Tuesday, September 3, 2013

Addressing the Subtle Differences between Socket.IO WebSockets and XHR Polling Transports

I was quite excited to see my game working with WebSockets in my development environment only to be disappointed when I deployed to Heroku and found the Cedar stack does not currently support WebSockets. Once I switched to XHR Polling, I started having some odd issues that took some time to track down the actual problem. Essentially, the game would start and players could interact as expected. After about a minute, players would start showing as leaving the game when they actually did not. This implied that the disconnect event fired on the socket which caused it to update the player record and emit a "left" event. Looking through the logs confirmed the drop so I started looking at the different timeouts and suspected something was not working properly with the "close timeout".

After exhausting that angle, I stared at the logs more and finally noticed that the socket ID being disconnected wasn't actually the one doing the polling. It turned out that if a player refreshed the browser, the socket didn't actually disconnect like it did with WebSockets. Instead, it hung around until the close timeout and then the server dropped it. The problem was that the player had a new active socket and their old one disconnected and subsequently marked them as leaving.
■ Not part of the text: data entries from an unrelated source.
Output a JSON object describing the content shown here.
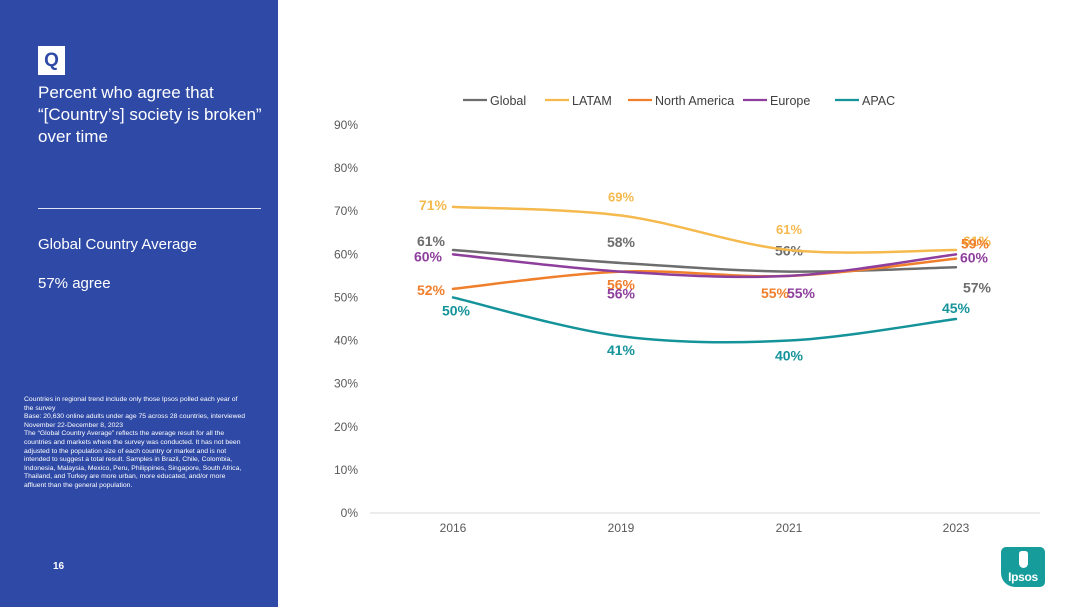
{
  "sidebar": {
    "badge": "Q",
    "title": "Percent who agree that “[Country’s] society is broken” over time",
    "subtitle": "Global Country Average",
    "agree_text": "57% agree",
    "notes": [
      "Countries in regional trend include only those Ipsos polled each year of the survey",
      "Base: 20,630 online adults under age 75 across 28 countries, interviewed November 22-December 8, 2023",
      "The “Global Country Average” reflects the average result for all the countries and markets where the survey was conducted. It has not been adjusted to the population size of each country or market and is not intended to suggest a total result. Samples in Brazil, Chile, Colombia, Indonesia, Malaysia, Mexico, Peru, Philippines, Singapore, South Africa, Thailand, and Turkey are more urban, more educated, and/or more affluent than the general population."
    ],
    "page_number": "16"
  },
  "logo": {
    "text": "Ipsos",
    "color": "#169c9a"
  },
  "chart_data": {
    "type": "line",
    "title": "Percent who agree that “[Country’s] society is broken” over time",
    "x": [
      "2016",
      "2019",
      "2021",
      "2023"
    ],
    "ylim": [
      0,
      90
    ],
    "yticks": [
      0,
      10,
      20,
      30,
      40,
      50,
      60,
      70,
      80,
      90
    ],
    "ytick_suffix": "%",
    "grid": false,
    "legend_position": "top",
    "series": [
      {
        "name": "Global",
        "color": "#6d6d6d",
        "values": [
          61,
          58,
          56,
          57
        ],
        "labels": [
          "61%",
          "58%",
          "56%",
          "57%"
        ]
      },
      {
        "name": "LATAM",
        "color": "#f5b94d",
        "values": [
          71,
          69,
          61,
          61
        ],
        "labels": [
          "71%",
          "69%",
          "61%",
          "61%"
        ]
      },
      {
        "name": "North America",
        "color": "#f07f2c",
        "values": [
          52,
          56,
          55,
          59
        ],
        "labels": [
          "52%",
          "56%",
          "55%",
          "59%"
        ]
      },
      {
        "name": "Europe",
        "color": "#8e3e9c",
        "values": [
          60,
          56,
          55,
          60
        ],
        "labels": [
          "60%",
          "56%",
          "55%",
          "60%"
        ]
      },
      {
        "name": "APAC",
        "color": "#15939a",
        "values": [
          50,
          41,
          40,
          45
        ],
        "labels": [
          "50%",
          "41%",
          "40%",
          "45%"
        ]
      }
    ]
  }
}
I solved this in two ways. First, I found the setting on the client side to trigger the disconnect on the socket when the browser unload occurred. This brought the behavior back in line with how it worked with WebSockets:

/** 
*  Attempt to ensure the disconnect event fires 
*  so the server can emit a message to all related
*  clients
*/

socket = io.connect( window.location, { 
               'sync disconnect on unload': true 
         });




Second, to ensure there wasn't a way an old socket could trigger the logic in the disconnect, I captured the socket ID in the tracking record for the player in the game upon joining. When the disconnect did fire, I double checked the ID that was disconnecting against the one recorded in the database. Only matching entries are allowed to update the record and emit the leaving events:

io.sockets.on('connection', function ( socket ) {

   var _room, _id, _player;

   socket.on( 'join', function ( data ) {

      Game.findByRoom( data.room, function( err, game ) {

         ...

         // Record this socket ID for use later to confirm
         // a disconnect event should be the one to process
         // leaving a game.
         game.players[pidx].socket = socket.id;

         ...
      });
   });

   ...

   socket.on( 'disconnect', function ( data ) {

      var pidx;

      Game.findById( _id, function( err, game ) {

            pidx = game.findPlayer( _player );

            // Check that the socket ID registered with the persisted
            // record matches the one being torn down.  If, for some reason,
            // it did not happen prior to a new connection, we don't want
            // to mark this player as leaving the game.
            if ( pidx !== false && game.players[pidx].socket == socket.id ) {

               ...
            }
      });

   });

   ...
});



Tracking the ID was probably a good idea regardless of the socket mechanism being used. It adds one extra check to ensure things are in sync to avoid odd problems that are generally difficult to track down. While I wish WebSockets were supported, the polling method does work now that I understand the minor differences between the transports.